Help in setting up a man-in-the-middle proxy

Hey, I want some help on setting up a MITM proxy between qubes to monitor connections. I’ve installed and configured the mitm-proxy in a standalone qube, set it up to provide network and nothing, if I try to configure a proxy on the target qube, the option is unavailable or doesn’t work at all. Any help please? And would it be the same process to setup something like OpenSnitch?

I assume you are already aware of the dangers of doing this or that this is only for testing purposes.

For the uninitiated, mitmproxy stands for “man in the middle proxy” which intercepts TCP traffic and allows inspection (and modification if you want to get fancy).

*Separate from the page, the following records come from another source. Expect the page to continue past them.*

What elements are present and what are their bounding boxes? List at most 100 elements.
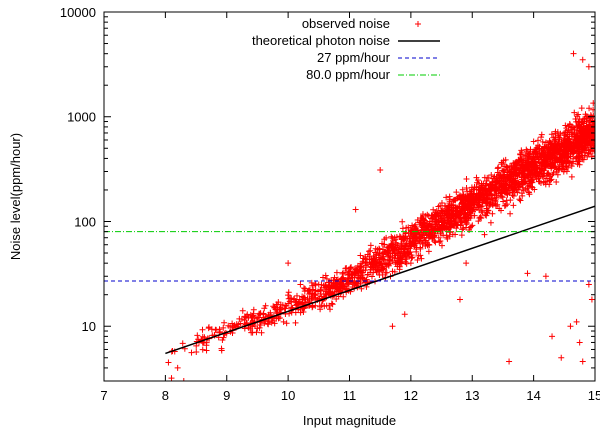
observed-noise-point <box>446 202 453 209</box>
observed-noise-point <box>457 196 464 203</box>
observed-noise-point <box>330 281 337 288</box>
observed-noise-point <box>510 173 517 180</box>
observed-noise-point <box>536 173 543 180</box>
observed-noise-point <box>271 320 278 327</box>
observed-noise-point <box>489 210 496 217</box>
observed-noise-point <box>301 288 308 295</box>
observed-noise-point <box>587 117 594 124</box>
observed-noise-point <box>297 281 304 288</box>
observed-noise-point <box>508 173 515 180</box>
observed-noise-point <box>478 207 485 214</box>
observed-noise-point <box>400 250 407 257</box>
observed-noise-point <box>362 267 369 274</box>
observed-noise-point <box>317 290 324 297</box>
observed-noise-point <box>199 326 206 333</box>
observed-noise-point <box>460 225 467 232</box>
observed-noise-point <box>437 237 444 244</box>
observed-noise-point <box>257 310 264 317</box>
legend: observed noise theoretical photon noise 27… <box>252 16 440 82</box>
observed-noise-point <box>503 163 510 170</box>
observed-noise-point <box>503 197 510 204</box>
observed-noise-point <box>587 141 594 148</box>
observed-noise-point <box>261 320 268 327</box>
observed-noise-point <box>438 218 445 225</box>
observed-noise-point <box>484 174 491 181</box>
observed-noise-point <box>523 152 530 159</box>
observed-noise-point <box>526 151 533 158</box>
observed-noise-point <box>265 321 272 328</box>
observed-noise-point <box>519 192 526 199</box>
observed-noise-point <box>457 210 464 217</box>
observed-noise-point <box>541 152 548 159</box>
observed-noise-point <box>205 324 212 331</box>
observed-noise-point <box>384 260 391 267</box>
observed-noise-point <box>243 313 250 320</box>
observed-noise-point <box>285 289 292 296</box>
observed-noise-point <box>426 241 433 248</box>
observed-noise-point <box>584 153 591 160</box>
observed-noise-point <box>539 138 546 145</box>
observed-noise-point <box>255 314 262 321</box>
observed-noise-point <box>560 141 567 148</box>
observed-noise-point <box>518 176 525 183</box>
observed-noise-point <box>376 250 383 257</box>
observed-noise-point <box>417 215 424 222</box>
observed-noise-point <box>473 205 480 212</box>
x-tick-label: 14 <box>526 388 540 403</box>
observed-noise-point <box>404 253 411 260</box>
legend-marker <box>415 21 421 27</box>
observed-noise-point <box>483 200 490 207</box>
observed-noise-point <box>459 186 466 193</box>
observed-noise-point <box>463 184 470 191</box>
observed-noise-point <box>526 182 533 189</box>
observed-noise-point <box>398 240 405 247</box>
observed-noise-point <box>570 50 577 57</box>
observed-noise-point <box>528 177 535 184</box>
observed-noise-point <box>582 111 589 118</box>
observed-noise-point <box>474 179 481 186</box>
observed-noise-point <box>460 214 467 221</box>
observed-noise-point <box>570 149 577 156</box>
observed-noise-point <box>458 219 465 226</box>
observed-noise-point <box>239 307 246 314</box>
observed-noise-point <box>523 164 530 171</box>
observed-noise-point <box>581 152 588 159</box>
observed-noise-point <box>500 184 507 191</box>
observed-noise-point <box>327 306 334 313</box>
observed-noise-point <box>367 269 374 276</box>
observed-noise-point <box>370 263 377 270</box>
observed-noise-point <box>312 282 319 289</box>
observed-noise-point <box>394 242 401 249</box>
observed-noise-point <box>531 172 538 179</box>
observed-noise-point <box>352 206 359 213</box>
observed-noise-point <box>310 286 317 293</box>
observed-noise-point <box>408 255 415 262</box>
observed-noise-point <box>590 100 595 107</box>
observed-noise-point <box>574 161 581 168</box>
observed-noise-point <box>580 131 587 138</box>
observed-noise-point <box>431 227 438 234</box>
legend-label: 80.0 ppm/hour <box>306 67 391 82</box>
observed-noise-point <box>507 210 514 217</box>
observed-noise-point <box>510 193 517 200</box>
observed-noise-point <box>312 302 319 309</box>
observed-noise-point <box>363 256 370 263</box>
observed-noise-point <box>502 156 509 163</box>
observed-noise-point <box>552 155 559 162</box>
observed-noise-point <box>462 193 469 200</box>
observed-noise-point <box>408 227 415 234</box>
observed-noise-point <box>300 294 307 301</box>
observed-noise-point <box>431 233 438 240</box>
observed-noise-point <box>458 232 465 239</box>
observed-noise-point <box>495 164 502 171</box>
observed-noise-point <box>329 285 336 292</box>
observed-noise-point <box>274 308 281 315</box>
observed-noise-point <box>460 200 467 207</box>
observed-noise-point <box>429 234 436 241</box>
observed-noise-point <box>360 255 367 262</box>
observed-noise-point <box>572 133 579 140</box>
observed-noise-point <box>165 359 172 366</box>
observed-noise-point <box>377 167 384 174</box>
observed-noise-point <box>488 187 495 194</box>
observed-noise-point <box>572 155 579 162</box>
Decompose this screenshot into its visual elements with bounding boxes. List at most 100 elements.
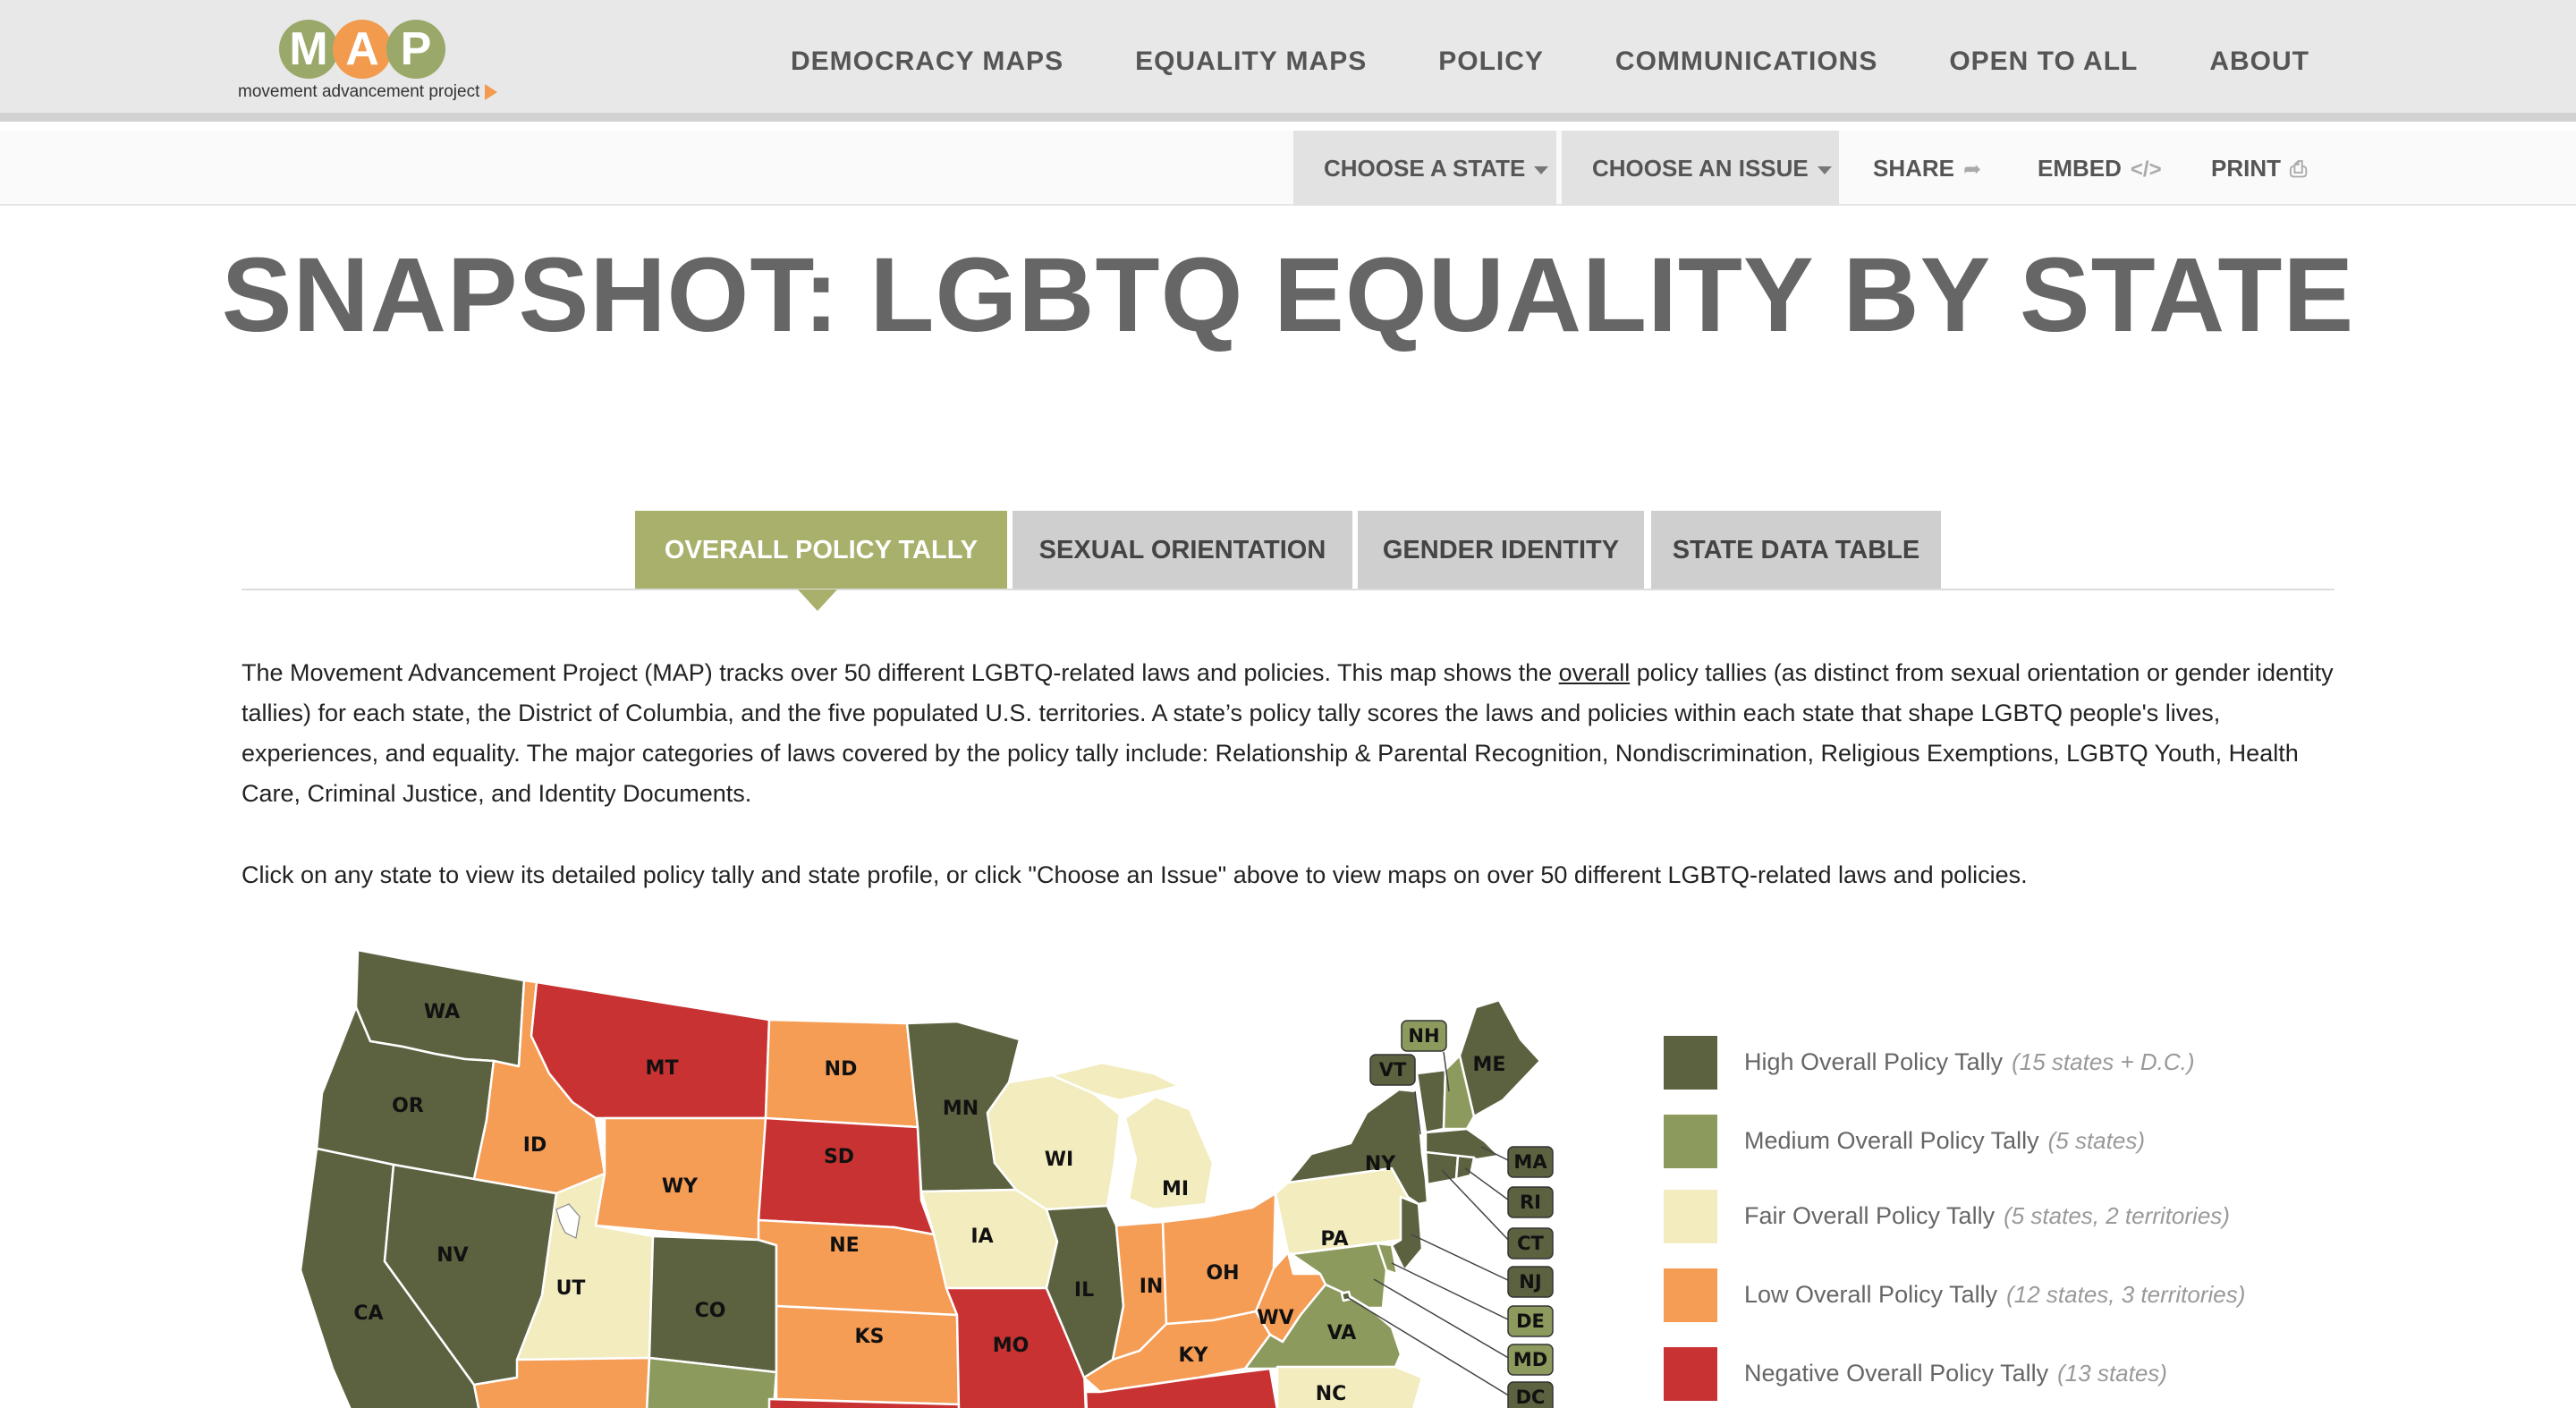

This lets you “hack yourself” and spy on your traffic, even if it’s in a TLS-protected stream.

With that out of the way, you can do this for HTTP(S) traffic with the following steps:

  1. Install mitmproxy, we can call this qube: mitmproxy-qube

  2. Make sure mitmproxy-qube has: Provides Network

  3. Add the following iptables rules to mitmproxy-qube:

    sudo iptables -t nat -A PR-QBS -i vif+ -p tcp --dport 80 -j REDIRECT --to-port 8080
    sudo iptables -t nat -A PR-QBS -i vif+ -p tcp --dport 443 -j REDIRECT --to-port 8080
    sudo iptables -t filter -I INPUT -i vif+ -p tcp -m tcp --dport 8080 -j ACCEPT
    
    1. The first two rules redirect any TCP packets from attached qubes with destination port 80 or 443 to get redirected to port 8080, which mitmproxy will be listening on.
    2. The third rule ensures that the redirection is allowed. Otherwise, there is a default firewall rule to REJECT input packets from vif interfaces (these are attached qubes).
  4. Run mitmproxy in transparent mode, which will listen on port 8080 by default:

    mitmproxy --mode transparent --showhost
    
  5. Test curl http://mitm.it in an attached qube and it should be seen in mitmproxy.

  6. To get TLS/HTTPS to work and be a very dangerous hacker, the mitmproxy CA certificate needs to be marked trusted in attached qubes.

    • In Fedora, copy the cert to /etc/pki/ca-trust/source/anchors/ and run sudo update-ca-trust extract
    • In Debian, copy it to /usr/local/share/ca-certificates and run sudo update-ca-certificates
    • In Firefox, import it under Privacy & Security // Certificate settings
      • To be extra dangerous, set about:config option security.cert_pinning.enforcement_level to 1, for disabling pinned hosts such as google.com and facebook.com. 2 is the default (enforce pinning), whereas 1 says allow user trust anchors (the CA we imported).

Please do not follow these directions unless you are 100% you wish to intercept traffic which may contain sensitive data such as your passwords or PII. Installing mitmproxy and its certificate in attached qubes means HTTPS protection in the browser is deemed pointless and equivalent to (unauthenticated, unencrypted) HTTP.

5 Likes

Sorry for not responding in time, it worked flawlessly, thank you, and yes I’m aware of the risks, its only for testing connections on browsers and other ‘spyware-like’ programs, again, thanks a lot.